The following day, Lilly’s father has Mr. Kan arrested, interrogated and tortured. When the men get no information from him, they bring in Teddy. Teddy tries to grab a gun, and one of the men kills him in the ensuing conflict. Mr. Kan cries and begs his interrogators to kill him, so they do.
Lilly’s dad tells her they are moving back to Texas. Lilly thinks about Mr. Kan, and wishes she knew more about his magic. Mr. Kan speaks to her in her mind, telling her she is destined to become a literomancer. Her father tells her that she’ll understand the sacrifices “they’ve made” someday, and marvels at the thought of seeing a Chinese boy playing at Yankee Stadium. Lilly thinks of Teddy, and she says she doesn’t like the Yankees anymore.
This story has commonalities with Liu’s other works in its depiction of Asian otherness and the references to world events. in this case, specifically, the covert operations between America and Taiwan against the People’s Republic of China. Following World War II, Communist China was run by the People’s Republic of China or PRC, the mainland. Taiwan, also known as Formosa, represented Democratic-leaning China (the Republic of China, or ROC). The US allied with Taiwan to contain the threat of Communism from the Soviet Union and China.

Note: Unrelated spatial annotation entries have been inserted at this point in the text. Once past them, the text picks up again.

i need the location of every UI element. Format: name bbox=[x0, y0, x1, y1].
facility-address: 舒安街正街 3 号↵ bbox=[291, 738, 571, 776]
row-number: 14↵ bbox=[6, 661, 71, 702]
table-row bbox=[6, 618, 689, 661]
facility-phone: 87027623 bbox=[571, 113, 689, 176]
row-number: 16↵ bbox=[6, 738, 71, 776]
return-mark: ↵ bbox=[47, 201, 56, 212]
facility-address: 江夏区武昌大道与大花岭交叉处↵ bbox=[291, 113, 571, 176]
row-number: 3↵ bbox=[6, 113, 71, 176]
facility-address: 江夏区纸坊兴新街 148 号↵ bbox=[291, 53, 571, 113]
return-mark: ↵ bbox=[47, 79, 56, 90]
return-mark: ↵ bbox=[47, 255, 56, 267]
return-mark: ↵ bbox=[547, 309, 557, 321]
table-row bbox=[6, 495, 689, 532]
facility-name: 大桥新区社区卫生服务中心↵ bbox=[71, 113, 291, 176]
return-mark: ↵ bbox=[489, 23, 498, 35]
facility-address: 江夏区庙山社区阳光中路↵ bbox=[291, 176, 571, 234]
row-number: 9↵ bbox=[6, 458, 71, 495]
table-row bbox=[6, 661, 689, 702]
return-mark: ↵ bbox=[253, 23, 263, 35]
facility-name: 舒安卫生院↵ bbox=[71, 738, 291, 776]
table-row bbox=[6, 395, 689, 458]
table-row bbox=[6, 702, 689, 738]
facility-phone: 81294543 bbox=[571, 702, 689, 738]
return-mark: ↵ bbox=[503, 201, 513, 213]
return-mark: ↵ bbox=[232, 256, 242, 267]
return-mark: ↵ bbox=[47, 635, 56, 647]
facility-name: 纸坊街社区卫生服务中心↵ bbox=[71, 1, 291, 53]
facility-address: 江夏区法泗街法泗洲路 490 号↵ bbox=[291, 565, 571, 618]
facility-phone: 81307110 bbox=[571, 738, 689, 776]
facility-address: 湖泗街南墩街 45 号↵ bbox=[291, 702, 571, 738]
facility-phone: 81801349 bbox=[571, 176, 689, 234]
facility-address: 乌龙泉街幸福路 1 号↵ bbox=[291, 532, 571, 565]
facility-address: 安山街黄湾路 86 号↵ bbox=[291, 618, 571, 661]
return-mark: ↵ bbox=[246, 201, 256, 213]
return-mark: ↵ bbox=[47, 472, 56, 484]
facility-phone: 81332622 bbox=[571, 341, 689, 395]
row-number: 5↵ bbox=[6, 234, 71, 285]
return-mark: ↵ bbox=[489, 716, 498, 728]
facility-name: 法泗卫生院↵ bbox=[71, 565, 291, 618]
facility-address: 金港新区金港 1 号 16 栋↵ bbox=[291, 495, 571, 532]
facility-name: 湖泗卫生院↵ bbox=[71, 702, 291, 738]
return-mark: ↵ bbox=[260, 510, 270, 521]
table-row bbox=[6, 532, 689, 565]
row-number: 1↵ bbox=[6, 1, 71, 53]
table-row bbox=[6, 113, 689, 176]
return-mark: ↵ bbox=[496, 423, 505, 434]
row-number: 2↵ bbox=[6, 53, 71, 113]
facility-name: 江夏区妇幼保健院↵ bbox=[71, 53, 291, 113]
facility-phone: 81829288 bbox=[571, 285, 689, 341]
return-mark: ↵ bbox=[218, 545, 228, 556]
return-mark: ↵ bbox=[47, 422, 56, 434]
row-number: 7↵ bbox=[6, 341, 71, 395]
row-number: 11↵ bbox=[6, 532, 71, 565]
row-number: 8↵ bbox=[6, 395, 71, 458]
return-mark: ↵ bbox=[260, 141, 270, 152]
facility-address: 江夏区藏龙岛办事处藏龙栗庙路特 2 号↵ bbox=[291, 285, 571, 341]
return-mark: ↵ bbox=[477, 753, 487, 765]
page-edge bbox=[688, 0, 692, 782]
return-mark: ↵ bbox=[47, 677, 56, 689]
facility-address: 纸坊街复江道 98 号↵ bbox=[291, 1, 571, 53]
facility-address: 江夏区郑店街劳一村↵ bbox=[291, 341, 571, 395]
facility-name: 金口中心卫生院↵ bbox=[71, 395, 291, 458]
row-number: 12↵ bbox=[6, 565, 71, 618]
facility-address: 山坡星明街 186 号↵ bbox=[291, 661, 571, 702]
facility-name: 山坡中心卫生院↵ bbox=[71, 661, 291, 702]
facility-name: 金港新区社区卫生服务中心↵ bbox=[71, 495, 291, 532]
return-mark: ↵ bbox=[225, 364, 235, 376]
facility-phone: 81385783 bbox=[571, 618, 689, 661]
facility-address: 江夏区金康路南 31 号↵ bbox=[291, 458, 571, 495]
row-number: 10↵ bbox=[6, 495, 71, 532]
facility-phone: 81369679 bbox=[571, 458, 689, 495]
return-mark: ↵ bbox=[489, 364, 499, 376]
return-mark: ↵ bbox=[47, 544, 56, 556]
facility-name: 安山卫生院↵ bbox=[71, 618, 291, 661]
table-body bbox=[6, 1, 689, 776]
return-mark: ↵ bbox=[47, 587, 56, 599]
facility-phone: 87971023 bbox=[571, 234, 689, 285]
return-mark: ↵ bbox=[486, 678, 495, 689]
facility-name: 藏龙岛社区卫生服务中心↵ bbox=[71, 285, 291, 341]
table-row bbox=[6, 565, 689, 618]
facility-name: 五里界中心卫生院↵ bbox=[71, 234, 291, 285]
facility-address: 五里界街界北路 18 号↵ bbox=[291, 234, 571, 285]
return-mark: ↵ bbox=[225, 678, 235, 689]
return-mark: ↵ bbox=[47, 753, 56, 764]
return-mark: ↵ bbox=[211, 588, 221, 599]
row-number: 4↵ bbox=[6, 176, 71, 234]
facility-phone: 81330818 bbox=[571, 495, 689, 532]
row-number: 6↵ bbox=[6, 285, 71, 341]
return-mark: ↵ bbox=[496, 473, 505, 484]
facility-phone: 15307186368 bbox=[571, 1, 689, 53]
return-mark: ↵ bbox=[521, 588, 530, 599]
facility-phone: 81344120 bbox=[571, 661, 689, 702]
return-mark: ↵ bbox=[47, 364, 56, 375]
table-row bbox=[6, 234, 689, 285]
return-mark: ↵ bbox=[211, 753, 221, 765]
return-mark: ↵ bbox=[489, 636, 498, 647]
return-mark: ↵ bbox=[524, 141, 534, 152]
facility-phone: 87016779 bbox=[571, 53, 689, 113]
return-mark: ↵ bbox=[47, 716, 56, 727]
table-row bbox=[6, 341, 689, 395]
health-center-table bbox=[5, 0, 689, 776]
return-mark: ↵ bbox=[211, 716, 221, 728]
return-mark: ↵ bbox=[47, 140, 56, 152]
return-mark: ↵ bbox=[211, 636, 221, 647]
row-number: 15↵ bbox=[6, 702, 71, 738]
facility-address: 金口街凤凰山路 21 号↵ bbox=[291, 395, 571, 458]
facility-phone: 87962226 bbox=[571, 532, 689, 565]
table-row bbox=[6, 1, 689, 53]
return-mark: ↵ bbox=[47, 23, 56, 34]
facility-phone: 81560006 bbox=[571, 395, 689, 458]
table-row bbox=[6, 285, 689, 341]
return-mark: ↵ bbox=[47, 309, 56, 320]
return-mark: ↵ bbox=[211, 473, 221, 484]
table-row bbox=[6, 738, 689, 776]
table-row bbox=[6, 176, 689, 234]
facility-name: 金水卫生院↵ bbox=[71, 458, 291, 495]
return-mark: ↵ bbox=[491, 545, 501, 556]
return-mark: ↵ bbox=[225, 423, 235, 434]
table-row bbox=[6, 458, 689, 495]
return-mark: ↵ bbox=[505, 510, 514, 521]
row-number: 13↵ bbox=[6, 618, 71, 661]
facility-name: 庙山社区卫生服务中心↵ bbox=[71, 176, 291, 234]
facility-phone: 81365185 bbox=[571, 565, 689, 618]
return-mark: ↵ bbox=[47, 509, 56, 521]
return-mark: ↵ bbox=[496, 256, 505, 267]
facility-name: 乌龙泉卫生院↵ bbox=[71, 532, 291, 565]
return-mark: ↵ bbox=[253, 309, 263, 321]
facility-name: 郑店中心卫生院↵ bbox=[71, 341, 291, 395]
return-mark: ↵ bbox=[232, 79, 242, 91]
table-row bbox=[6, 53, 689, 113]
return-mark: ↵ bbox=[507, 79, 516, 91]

American Cold War operations in Taiwan took place during the 1950s and ‘60s, as the US worked to get agents into Communist China starting in March 1952. America utilized Taiwan’s operational assets and proximity to the Chinese mainland in planning for potential war with the Sino-Soviet bloc. During a period of 20 years between the 1950s and 1970s, the ROC shared intelligence with the US in advance of a potential conflict.
Taiwan played a large role in the containment and isolation of Communist China, and in the 1970s, also figured prominently in the US strategy in Vietnam. In return, the US promoted freedom and democracy in Taiwan and assisted in land reform and rural development on the island. As the political war influenced China, though, the US dropped its alliance with Taiwan. This conflict is the backdrop that informs “The Literomancer.”
Mr. Kan’s “228” refers to February 28, 1947, when an anti-government uprising in Taiwan resulted in the deaths of up to 30,000 people. For years after, the number “228” was taboo, and in this story, memorializing the event resulted in the murder of Teddy’s parents. In mentioning the date to her father, Lilly has inadvertently led to innocent Mr. Kan’s and Teddy’s deaths. The power of words and symbols is a major theme in this story, as Mr. Kan teaches Lilly literomancy, a real fortune-telling discipline in Chinese communities based on superstition and divination.
The friendship that is built up between the man, the boy, and the girl is meaningful and sweet, involving food and baseball and a blending of cultures. Mr. Kan uses the words “fate” or “destiny” to describe how he and Teddy meet Lilly, foreshadowing the tragic end.
Tellingly, Lilly tells her father that Mr. Kan teaches her magic, to which he replies that magic isn’t real. This continues the theme from “Good Hunting” of Westernization killing the magic of Asian cultures. In “Good Hunting,” the magic dissipated with the rise of industrialization. In “Literomancer,” the magic dies with Mr. Kan, though in both stories, the magic lives on in a different form, the mechanized fox in the former and the American girl in the latter.